"I think she should be told; but as she is in your house, I will, of course, do nothing in which you do not concur." Upon which Sir Peregrine rang the bell and desired the servant to take his compliments to Lady Mason and beg her attendance in the library if it were quite convenient. "Tell her," said Sir Peregrine, "that Mr. Furnival is here."
When the message was given to her she was seated with Mrs. Orme, and at the moment she summoned strength to say that she would obey the invitation, without displaying any special emotion while the servant was in the room; but when the door was shut, her friend looked at her and saw that she was as pale as death. She was pale and her limbs quivered, and that look of agony, which now so often marked her face, was settled on her brow. Mrs. Orme had never yet seen her with such manifest signs of suffering as she wore at this instant.
"I suppose I must go to them," she said, slowly rising from her seat; and it seemed to Mrs. Orme that she was forced to hold by the table to support herself.
"Mr. Furnival is a friend, is he not?"
"Oh, yes! a kind friend, but—"
"They shall come in here if you like it better, dear."
"Oh, no! I will go to them. It would not do that I should seem so weak. What must you think of me to see me so?"
"I do not wonder at it, dear," said Mrs. Orme, coming round to her; "such cruelty would kill me. I wonder at your strength rather than your weakness." And then she kissed her. What was there about the woman that had made all those fond of her that came near her?
Mrs. Orme walked with her across the hall, and left her only at the library door. There she pressed her hand and again kissed her, and then Lady Mason turned the handle of the door and entered the room. Mr. Furnival, when he looked at her, was startled by the pallor of her face, but nevertheless he thought that she had never looked so beautiful. "Dear Lady Mason," said he, "I hope you are well."

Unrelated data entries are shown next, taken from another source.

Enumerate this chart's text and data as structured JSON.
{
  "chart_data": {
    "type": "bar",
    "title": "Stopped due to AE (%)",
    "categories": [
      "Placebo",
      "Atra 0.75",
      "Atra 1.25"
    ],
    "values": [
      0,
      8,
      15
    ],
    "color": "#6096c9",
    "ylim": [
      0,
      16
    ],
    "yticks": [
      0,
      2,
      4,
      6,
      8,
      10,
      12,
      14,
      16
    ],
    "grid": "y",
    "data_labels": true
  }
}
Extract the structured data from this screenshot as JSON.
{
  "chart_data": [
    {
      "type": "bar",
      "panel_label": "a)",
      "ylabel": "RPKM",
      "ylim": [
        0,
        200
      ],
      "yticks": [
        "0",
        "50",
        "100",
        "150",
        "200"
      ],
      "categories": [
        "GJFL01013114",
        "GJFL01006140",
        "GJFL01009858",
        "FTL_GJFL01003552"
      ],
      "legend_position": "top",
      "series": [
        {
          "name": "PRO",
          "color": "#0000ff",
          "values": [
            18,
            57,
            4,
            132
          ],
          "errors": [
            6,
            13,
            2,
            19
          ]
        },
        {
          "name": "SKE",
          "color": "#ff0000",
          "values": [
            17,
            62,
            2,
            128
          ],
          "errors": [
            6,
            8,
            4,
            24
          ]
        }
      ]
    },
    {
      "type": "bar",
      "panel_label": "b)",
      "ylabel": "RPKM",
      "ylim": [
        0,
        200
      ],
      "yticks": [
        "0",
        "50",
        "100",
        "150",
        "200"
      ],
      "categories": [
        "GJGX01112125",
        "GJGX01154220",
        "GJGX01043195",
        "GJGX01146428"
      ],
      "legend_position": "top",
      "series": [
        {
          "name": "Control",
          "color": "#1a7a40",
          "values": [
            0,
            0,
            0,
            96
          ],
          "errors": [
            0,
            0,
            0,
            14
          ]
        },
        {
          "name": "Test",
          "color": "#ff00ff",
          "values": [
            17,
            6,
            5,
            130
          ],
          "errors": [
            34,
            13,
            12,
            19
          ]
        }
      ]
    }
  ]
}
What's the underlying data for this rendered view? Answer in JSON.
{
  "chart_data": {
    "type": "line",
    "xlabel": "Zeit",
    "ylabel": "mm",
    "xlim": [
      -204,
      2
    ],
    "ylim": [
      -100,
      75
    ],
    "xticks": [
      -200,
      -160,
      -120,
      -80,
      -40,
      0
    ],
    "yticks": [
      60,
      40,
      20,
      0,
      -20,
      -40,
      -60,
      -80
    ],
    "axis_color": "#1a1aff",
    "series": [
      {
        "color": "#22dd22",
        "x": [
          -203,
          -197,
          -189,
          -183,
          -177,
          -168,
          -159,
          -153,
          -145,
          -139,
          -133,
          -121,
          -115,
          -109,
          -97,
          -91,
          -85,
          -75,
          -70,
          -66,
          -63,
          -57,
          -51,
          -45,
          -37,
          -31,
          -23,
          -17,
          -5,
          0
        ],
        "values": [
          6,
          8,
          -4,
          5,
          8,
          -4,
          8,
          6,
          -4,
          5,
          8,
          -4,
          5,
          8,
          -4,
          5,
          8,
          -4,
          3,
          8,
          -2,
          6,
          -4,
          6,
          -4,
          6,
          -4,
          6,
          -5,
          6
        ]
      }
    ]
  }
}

Sir Peregrine advanced to her and handed her over to his own arm-chair. Had she been a queen in distress she could not have been treated with more gentle deference. But she never seemed to count upon this, or in any way to assume it as her right. I should accuse her of what I regard as a sin against all good taste were I to say that she was humble in her demeanour; but there was a soft meekness about her, an air of feminine dependence, a proneness to lean and almost to cling as she leaned, which might have been felt as irresistible by any man. She was a woman to know in her deep sorrow rather than in her joy and happiness; one with whom one would love to weep rather than to rejoice. And, indeed, the present was a time with her for weeping, not for rejoicing.